Aunque eventualmente descarrillen, y hagan mal, vos tampoco querés abandonar
los andariveles de las palabras…, ni los refugios semánticos del campo
intelectual; pero andá sabiendo que lo que desentrañe otro animal (sea el
matarife o la bestia que te está escribiendo) cuando tenga que alimentarse no
lo hará con metáforas, gentilicios ni literatura nacional.-
Ombligos
del cuco
Preguntaste
en la mañana:
- ¿Cuándo
vos eras chico, le tenías miedo al cuco?
- Sí,
claro
- ¿Y cómo
era?
- …
- …?
- ¡No sé!,
no me acuerdo.
¿Y para vos cómo es el cuco?
- Un buche
negro, sin forma…, algo que palpita. Todo una oscuridad que te mira…, pero no
te agarra. No te agarra pero está, ¿me entendés?
Y yo temblé.
Con la
pajita de escoba enfrenté los ladrillos. Auxiliado por el sol (sabiendo que al
cenit no habría peligro), dudaba en la audacia de pincharle los ombligos;
expectante, le hacía cosquillas a las fosas blancuzcas de los intersticios,
hasta que aparecía el bicho: un cuco chiquito, que sobaba mi rudimento con sus
muchas manos en procura de arrastrarme hacia su cueva. Sin concederle ventaja,
de inmediato lo aplastaba; luego destruía la telaraña, y observaba el hueco
limpio, disfrutando el remanso de haber derrotado un sustito.
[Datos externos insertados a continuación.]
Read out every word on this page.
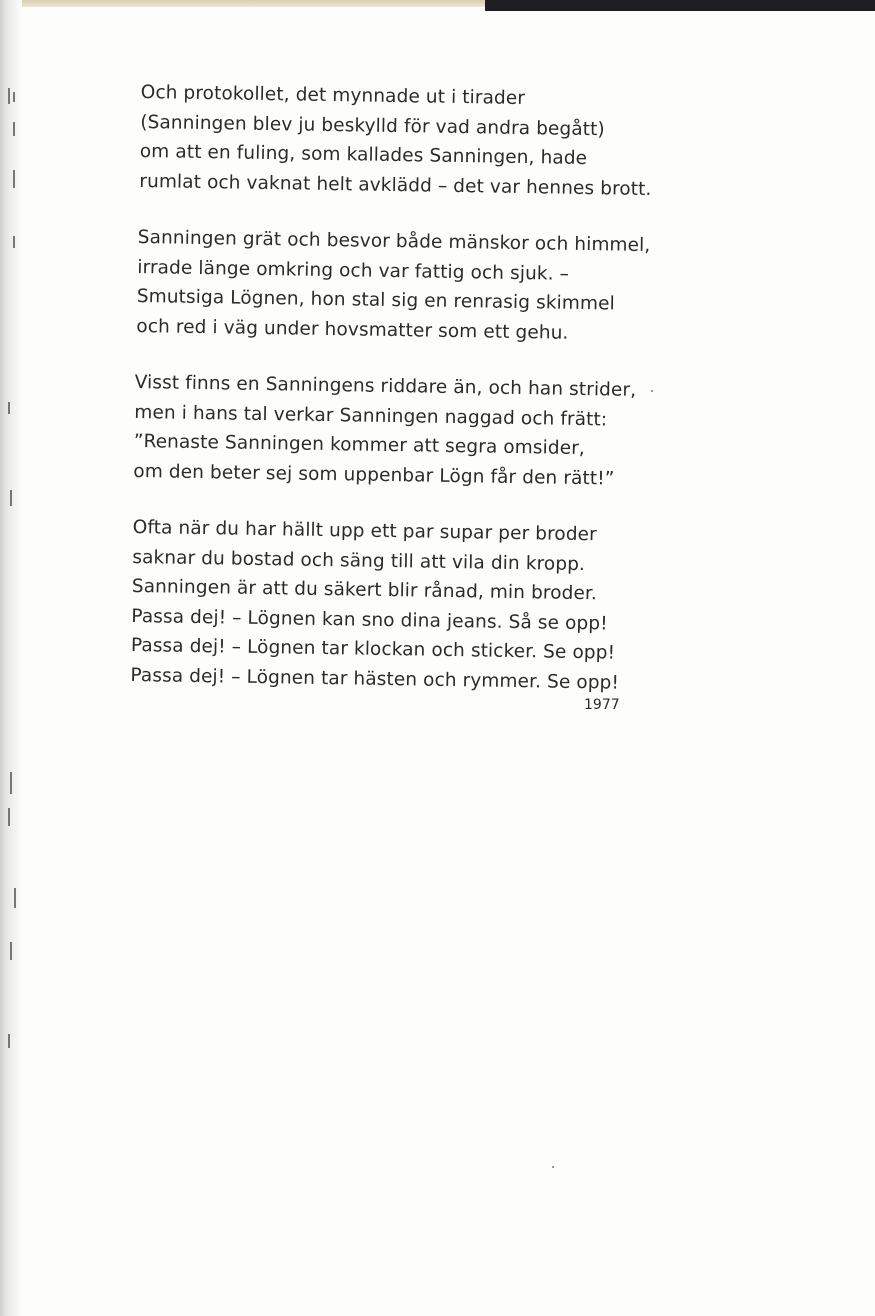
Och protokollet, det mynnade ut i tirader
(Sanningen blev ju beskylld för vad andra begått)
om att en fuling, som kallades Sanningen, hade
rumlat och vaknat helt avklädd – det var hennes brott.
Sanningen grät och besvor både mänskor och himmel,
irrade länge omkring och var fattig och sjuk. –
Smutsiga Lögnen, hon stal sig en renrasig skimmel
och red i väg under hovsmatter som ett gehu.
Visst finns en Sanningens riddare än, och han strider,
men i hans tal verkar Sanningen naggad och frätt:
”Renaste Sanningen kommer att segra omsider,
om den beter sej som uppenbar Lögn får den rätt!”
Ofta när du har hällt upp ett par supar per broder
saknar du bostad och säng till att vila din kropp.
Sanningen är att du säkert blir rånad, min broder.
Passa dej! – Lögnen kan sno dina jeans. Så se opp!
Passa dej! – Lögnen tar klockan och sticker. Se opp!
Passa dej! – Lögnen tar hästen och rymmer. Se opp!
1977
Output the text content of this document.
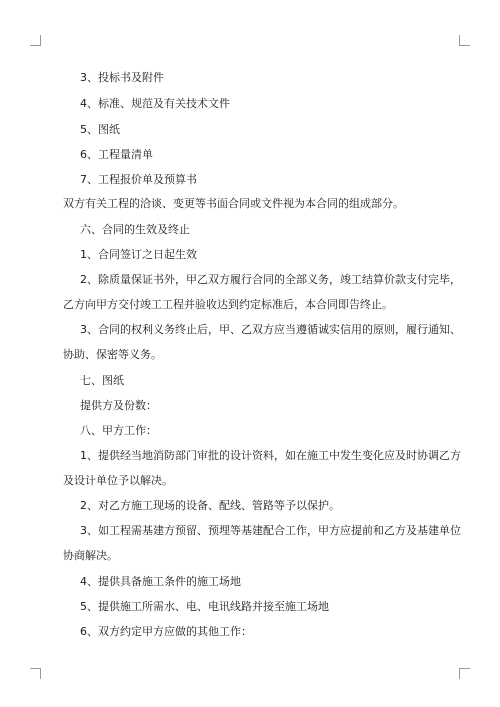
3、投标书及附件
4、标准、规范及有关技术文件
5、图纸
6、工程量清单
7、工程报价单及预算书
双方有关工程的洽谈、变更等书面合同或文件视为本合同的组成部分。
六、合同的生效及终止
1、合同签订之日起生效
2、除质量保证书外，甲乙双方履行合同的全部义务，竣工结算价款支付完毕，
乙方向甲方交付竣工工程并验收达到约定标准后，本合同即告终止。
3、合同的权利义务终止后，甲、乙双方应当遵循诚实信用的原则，履行通知、
协助、保密等义务。
七、图纸
提供方及份数：
八、甲方工作：
1、提供经当地消防部门审批的设计资料，如在施工中发生变化应及时协调乙方
及设计单位予以解决。
2、对乙方施工现场的设备、配线、管路等予以保护。
3、如工程需基建方预留、预埋等基建配合工作，甲方应提前和乙方及基建单位
协商解决。
4、提供具备施工条件的施工场地
5、提供施工所需水、电、电讯线路并接至施工场地
6、双方约定甲方应做的其他工作：
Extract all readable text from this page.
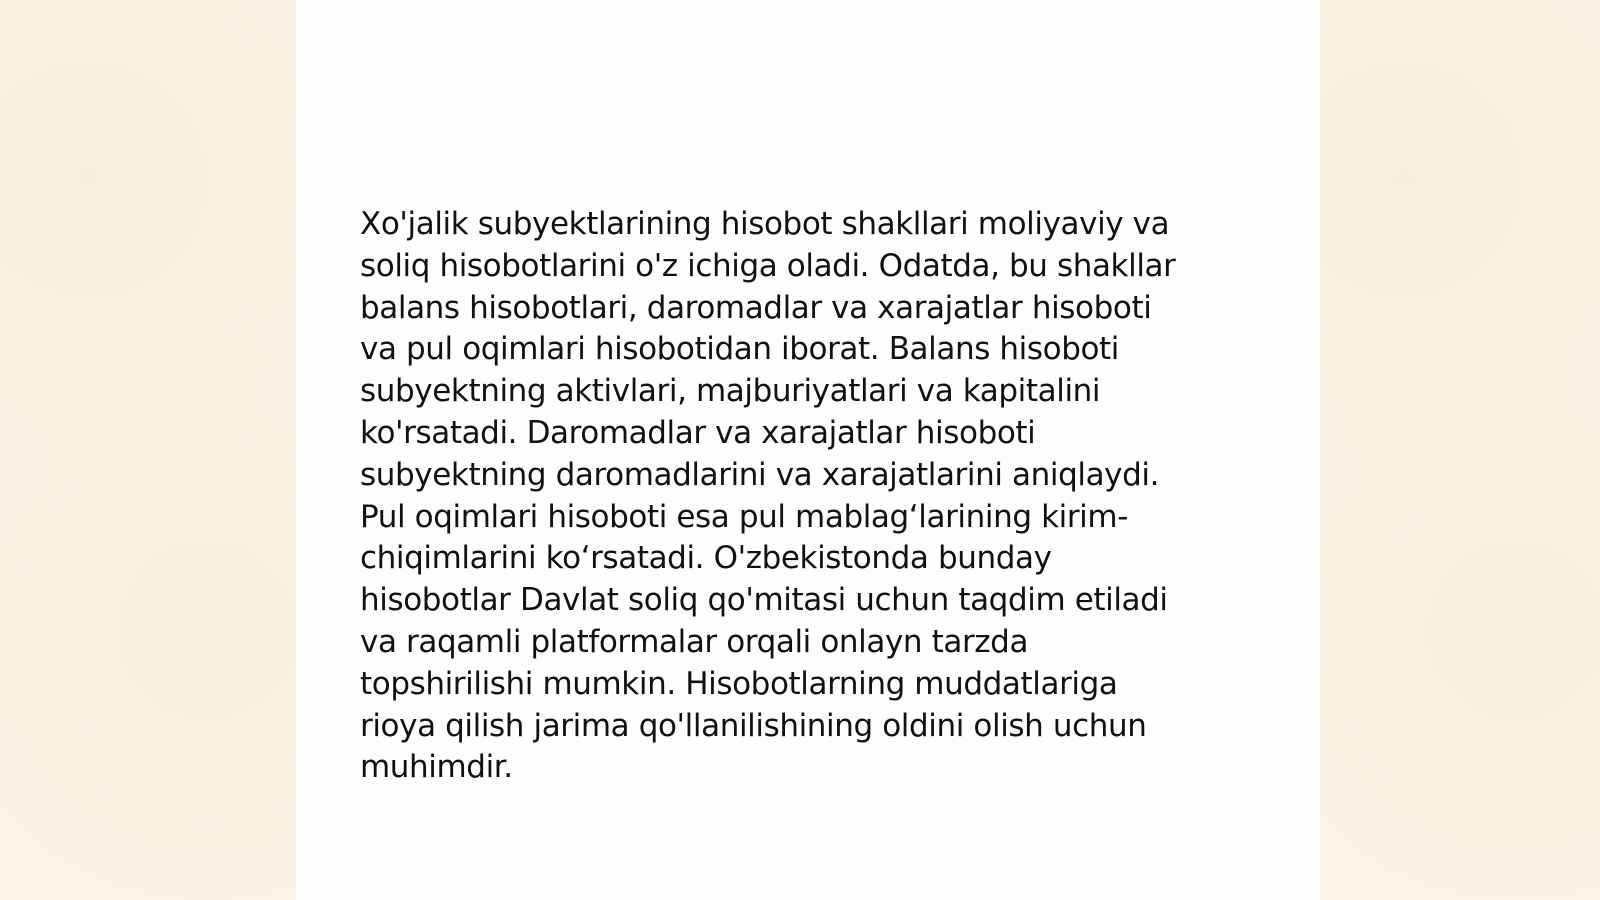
Xo'jalik subyektlarining hisobot shakllari moliyaviy va
soliq hisobotlarini o'z ichiga oladi. Odatda, bu shakllar
balans hisobotlari, daromadlar va xarajatlar hisoboti
va pul oqimlari hisobotidan iborat. Balans hisoboti
subyektning aktivlari, majburiyatlari va kapitalini
ko'rsatadi. Daromadlar va xarajatlar hisoboti
subyektning daromadlarini va xarajatlarini aniqlaydi.
Pul oqimlari hisoboti esa pul mablag‘larining kirim-
chiqimlarini ko‘rsatadi. O'zbekistonda bunday
hisobotlar Davlat soliq qo'mitasi uchun taqdim etiladi
va raqamli platformalar orqali onlayn tarzda
topshirilishi mumkin. Hisobotlarning muddatlariga
rioya qilish jarima qo'llanilishining oldini olish uchun
muhimdir.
Y seguía así, con
toda la pared, requisando aquellos nidos de ladinas insignificancias.
Después
iba a la cocina vieja, techada por la parra (la cocina externa que ya no se
usaba ni para buñuelos), a la hora en que el abuelo se cebaba los amargos y a
su recaudo me atrevía desde la puerta desvencijada a empujar la mirada hacia la
oscuridad; estaban la jaulita, el mueble, el piletón, zapallos podridos, bolsas
apiladas, la foto de Perón y el dueño de los ombligos…, esa cosa atroz que
jamás lograba divisar –la respiración se me anticipaba, y se me acababa el aire
antes que mi curiosidad–. Retrocediendo unos pasos recuperaba el aliento y
corría hacia el amparo ritual del limonero. Es que a la noche no lo podría
alcanzar, es que a la noche no estaría el abuelo y serían otros los brazos que
abarcasen a mi especie cuando se repitiera el sueño: Un suspiro imperceptible
mecía hilos siniestros en las alturas del dormitorio, la lámpara oscilaba y
todo comenzaba a temblar…; parado sobre la cama reclamaba a gritos el auxilio
de mis mayores, pero nadie acudía…; retumbando progresivos, batallones
redoblantes de tacos acompasados implicándome en su guerra se acercaban a la
casa…; los milicos irrumpían, andaban por las piezas, me buscaban…; pueril,
desesperado, reptando mi espanto me escondía bajo el ropero y las botas se
sucedían en procesión interminable, conservando la distancia –entre fila y
fila– con simétrica marcialidad… Poco a poco el pavor acumulado se convertía en
complaciente fascinación por la imponente fanfarria que aniquilaba a mi mundo;
por fin, no sé cómo, atinaba a escapar hacia el fondo, hacia las raíces agrias
de la imposibilidad…; al cruzar por el fosco galponcito las piernas se me
entumecían, y quedaba lloriqueando, chocando rodillas, sin que me fuese
permitido proseguir ni desplomarme. Personero de lo innombrable, un muñeco
hecho de sombras me acometía y despojaba del último reducto donde mi humanidad
pudiere ocultarse, despellejando, metódico, la epidermis de la locura; …recién
cuando los mocos y la defecación pagaban su tributo, y me abandonaba manso a
los consuelos del perverso, la aberración se consumaba: era arrebatado de mi
escarnio bajo las uvas, arrojado sobre las arpilleras y el cuco me cubría…,
regocijándose con sus babas sobre lo que ya no era.
Varias
madrugadas, al cantar el gallo, me despertaba pisando miasmas en las baldosas
pulcras de la cocina interna. Miraba el limonero…, más acá la parra, bajo la
parra el cuartucho (sospechosamente calmo) y mi mano lastimada de apretar el
picaporte.
… Cuando
niño, todas las mañanas intentaba el cielo, pero sin poder olvidar mi terrible
obligación, porque los ombligos… ya le habían crecido nuevamente.-
La
cadena alimenticia
“La Feria
Internacional del Libro es una concentración fetichista de ostentación
concurrente. Todas las articulaciones del Libro son movimientos disciplinarios
al servicio de ordenar correspondencias y calificar relaciones procedentes que
proyectan clasificaciones sociales obligatorias para todo uso y para todo caso.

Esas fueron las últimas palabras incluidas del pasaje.